You can install the required environment easily with
conda env create -f environment.yml
Some of the scripts exlpicitly expect a Slurm environment, specifically Slurm arrays. Here is an example script you can use to run these experiments:
#!/bin/bash
#SBATCH --partition=NAME # Request a specific partition
#SBATCH --ntasks=1 # Number of tasks (see below)
#SBATCH --cpus-per-task=16 # Number of CPU cores per task
#SBATCH --time=1-00:00 # Runtime in D-HH:MM
#SBATCH --mem=32
#SBATCH --array=1-8 # Choose the array size depending on the
# resources you can/want to spend.
# Larger arrays will enable better parallelization.
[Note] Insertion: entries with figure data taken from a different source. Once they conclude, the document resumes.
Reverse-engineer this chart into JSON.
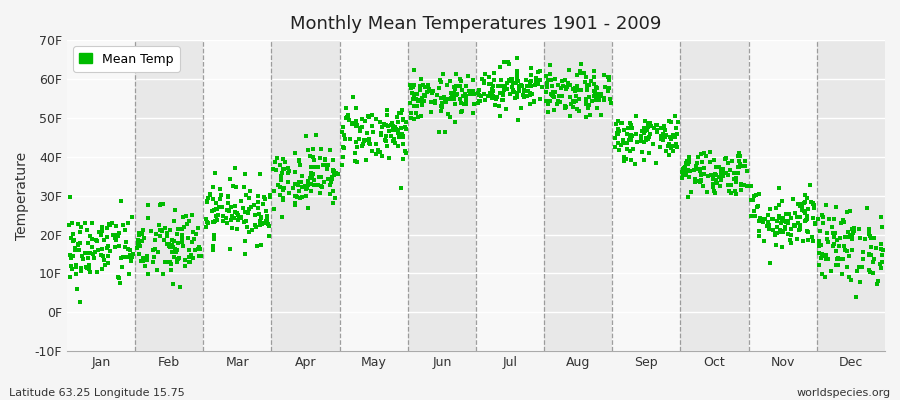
{
  "title": "Monthly Mean Temperatures 1901 - 2009",
  "ylabel": "Temperature",
  "subtitle_left": "Latitude 63.25 Longitude 15.75",
  "subtitle_right": "worldspecies.org",
  "legend_label": "Mean Temp",
  "dot_color": "#00bb00",
  "bg_color": "#f5f5f5",
  "plot_bg_color": "#f0f0f0",
  "stripe_color_light": "#f8f8f8",
  "stripe_color_dark": "#e8e8e8",
  "ylim": [
    -10,
    70
  ],
  "yticks": [
    -10,
    0,
    10,
    20,
    30,
    40,
    50,
    60,
    70
  ],
  "ytick_labels": [
    "-10F",
    "0F",
    "10F",
    "20F",
    "30F",
    "40F",
    "50F",
    "60F",
    "70F"
  ],
  "months": [
    "Jan",
    "Feb",
    "Mar",
    "Apr",
    "May",
    "Jun",
    "Jul",
    "Aug",
    "Sep",
    "Oct",
    "Nov",
    "Dec"
  ],
  "month_means_F": [
    16,
    17,
    26,
    35,
    46,
    55,
    58,
    56,
    45,
    36,
    24,
    17
  ],
  "month_stds_F": [
    5,
    5,
    4,
    4,
    4,
    3,
    3,
    3,
    3,
    3,
    4,
    5
  ],
  "n_years": 109,
  "seed": 42
}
#SBATCH --output=log_msg/cpu_exp_hostname%j.out
#SBATCH --error=err_msg/cpu_exp_hostname_%j.err
#SBATCH --mail-type=FAIL
#SBATCH --mail-user=YOUR_EMAIL
# Check if the Python file argument is provided
if [ -z "$1" ]; then
echo "Error: No Python file specified."
exit 1
fi
conda run -n perturbation python "$1" --current $SLURM_ARRAY_TASK_ID --max $SLURM_ARRAY_TASK_MAX
To run this on your cluster you have to submit it, e.g. with
sbatch cpu_experiment.sh PYTHON_SCRIPT.py
The corresponding Python script will be executed on all tasks/jobs of the Slurm array in parallel. Workload distribution is done by using the IDs of the SLurm array elements.